I have more time for my friends and family because I’m not dedicating hours of my day to staring at a wall and trying to decide whether I’m allowed to eat pasta for dinner. I’m more focused and don’t get distracted as easily because my brain is getting the fuel it needs to chug along. My body doesn’t feel as sluggish as it did before, and my nails and hair grow faster and stronger. My general mood and attitude towards life has been flipped on its head. I feel more confident and spend less time picking at my appearance because it’s not my main goal in life to eradicate the flaws I’ve preached to myself. I’m less vain, less shallow, less angry. I’m not hungry anymore.
Three final things:
- The way you look is the least interesting thing about you.
- Calories are not an enemy.
- And finally, I’m sorry to be the bearer of bad news, but your parents were right– breakfast is the most important meal of the day. My favourite breakfast recipe is below.
Mind.org: About Eating Problems / Beat Eating Disorders / NHS.uk: Supporting Someone With an Eating Disorder / Enhanced Cognitive Behavioural Therapy
Life Oats
In a jar or container, combine:
- 90 ml of milk (any kind works)
- 4 heaped tablespoons of rolled oats
- a sprinkle of cinnamon (optional)
Seal the jar and leave in the fridge overnight.

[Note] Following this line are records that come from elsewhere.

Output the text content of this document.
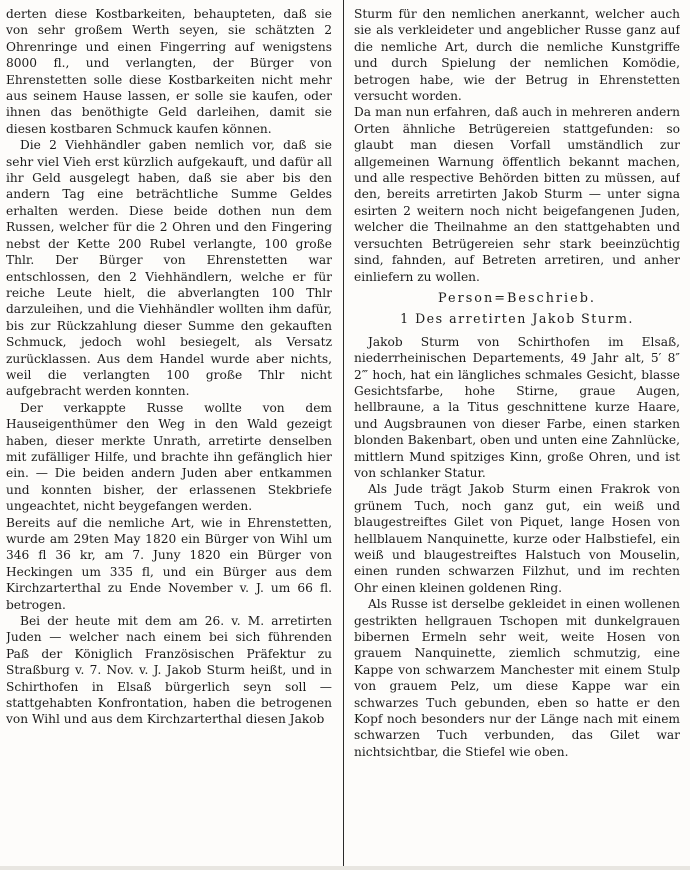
derten diese Kostbarkeiten, behaupteten, daß sie von sehr großem Werth seyen, sie schätzten 2 Ohrenringe und einen Fingerring auf wenigstens 8000 fl., und verlangten, der Bürger von Ehrenstetten solle diese Kostbarkeiten nicht mehr aus seinem Hause lassen, er solle sie kaufen, oder ihnen das benöthigte Geld darleihen, damit sie diesen kostbaren Schmuck kaufen können.

Die 2 Viehhändler gaben nemlich vor, daß sie sehr viel Vieh erst kürzlich aufgekauft, und dafür all ihr Geld ausgelegt haben, daß sie aber bis den andern Tag eine beträchtliche Summe Geldes erhalten werden. Diese beide dothen nun dem Russen, welcher für die 2 Ohren und den Fingering nebst der Kette 200 Rubel verlangte, 100 große Thlr. Der Bürger von Ehrenstetten war entschlossen, den 2 Viehhändlern, welche er für reiche Leute hielt, die abverlangten 100 Thlr darzuleihen, und die Viehhändler wollten ihm dafür, bis zur Rückzahlung dieser Summe den gekauften Schmuck, jedoch wohl besiegelt, als Versatz zurücklassen. Aus dem Handel wurde aber nichts, weil die verlangten 100 große Thlr nicht aufgebracht werden konnten.

Der verkappte Russe wollte von dem Hauseigenthümer den Weg in den Wald gezeigt haben, dieser merkte Unrath, arretirte denselben mit zufälliger Hilfe, und brachte ihn gefänglich hier ein. — Die beiden andern Juden aber entkammen und konnten bisher, der erlassenen Stekbriefe ungeachtet, nicht beygefangen werden.

Bereits auf die nemliche Art, wie in Ehrenstetten, wurde am 29ten May 1820 ein Bürger von Wihl um 346 fl 36 kr, am 7. Juny 1820 ein Bürger von Heckingen um 335 fl, und ein Bürger aus dem Kirchzarterthal zu Ende November v. J. um 66 fl. betrogen.

Bei der heute mit dem am 26. v. M. arretirten Juden — welcher nach einem bei sich führenden Paß der Königlich Französischen Präfektur zu Straßburg v. 7. Nov. v. J. Jakob Sturm heißt, und in Schirthofen in Elsaß bürgerlich seyn soll — stattgehabten Konfrontation, haben die betrogenen von Wihl und aus dem Kirchzarterthal diesen Jakob

Sturm für den nemlichen anerkannt, welcher auch sie als verkleideter und angeblicher Russe ganz auf die nemliche Art, durch die nemliche Kunstgriffe und durch Spielung der nemlichen Komödie, betrogen habe, wie der Betrug in Ehrenstetten versucht worden.

Da man nun erfahren, daß auch in mehreren andern Orten ähnliche Betrügereien stattgefunden: so glaubt man diesen Vorfall umständlich zur allgemeinen Warnung öffentlich bekannt machen, und alle respective Behörden bitten zu müssen, auf den, bereits arretirten Jakob Sturm — unter signa esirten 2 weitern noch nicht beigefangenen Juden, welcher die Theilnahme an den stattgehabten und versuchten Betrügereien sehr stark beeinzüchtig sind, fahnden, auf Betreten arretiren, und anher einliefern zu wollen.

Person=Beschrieb.
1 Des arretirten Jakob Sturm.

Jakob Sturm von Schirthofen im Elsaß, niederrheinischen Departements, 49 Jahr alt, 5′ 8″ 2‴ hoch, hat ein längliches schmales Gesicht, blasse Gesichtsfarbe, hohe Stirne, graue Augen, hellbraune, a la Titus geschnittene kurze Haare, und Augsbraunen von dieser Farbe, einen starken blonden Bakenbart, oben und unten eine Zahnlücke, mittlern Mund spitziges Kinn, große Ohren, und ist von schlanker Statur.

Als Jude trägt Jakob Sturm einen Frakrok von grünem Tuch, noch ganz gut, ein weiß und blaugestreiftes Gilet von Piquet, lange Hosen von hellblauem Nanquinette, kurze oder Halbstiefel, ein weiß und blaugestreiftes Halstuch von Mouselin, einen runden schwarzen Filzhut, und im rechten Ohr einen kleinen goldenen Ring.

Als Russe ist derselbe gekleidet in einen wollenen gestrikten hellgrauen Tschopen mit dunkelgrauen bibernen Ermeln sehr weit, weite Hosen von grauem Nanquinette, ziemlich schmutzig, eine Kappe von schwarzem Manchester mit einem Stulp von grauem Pelz, um diese Kappe war ein schwarzes Tuch gebunden, eben so hatte er den Kopf noch besonders nur der Länge nach mit einem schwarzen Tuch verbunden, das Gilet war nichtsichtbar, die Stiefel wie oben.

In the morning, top the oats with:
- a drizzle of honey
- two spoonfuls of smooth or crunchy peanut butter (I find the fancy stuff best for this recipe, the kind with lots of natural oils)
- 1 sliced banana
- 1 quarter of an apple, thinly sliced
- a handful of blueberries
- sprinkle of sunflower seeds, chia seeds, and pumpkin seeds
Pour the contents into a small bowl. I find the fruit bakes best when it’s at the bottom, covered by the peanut butter and oats.
Microwave on high for 3-4 minutes.
Mix well while piping hot, allow to cool, and enjoy your breakfast.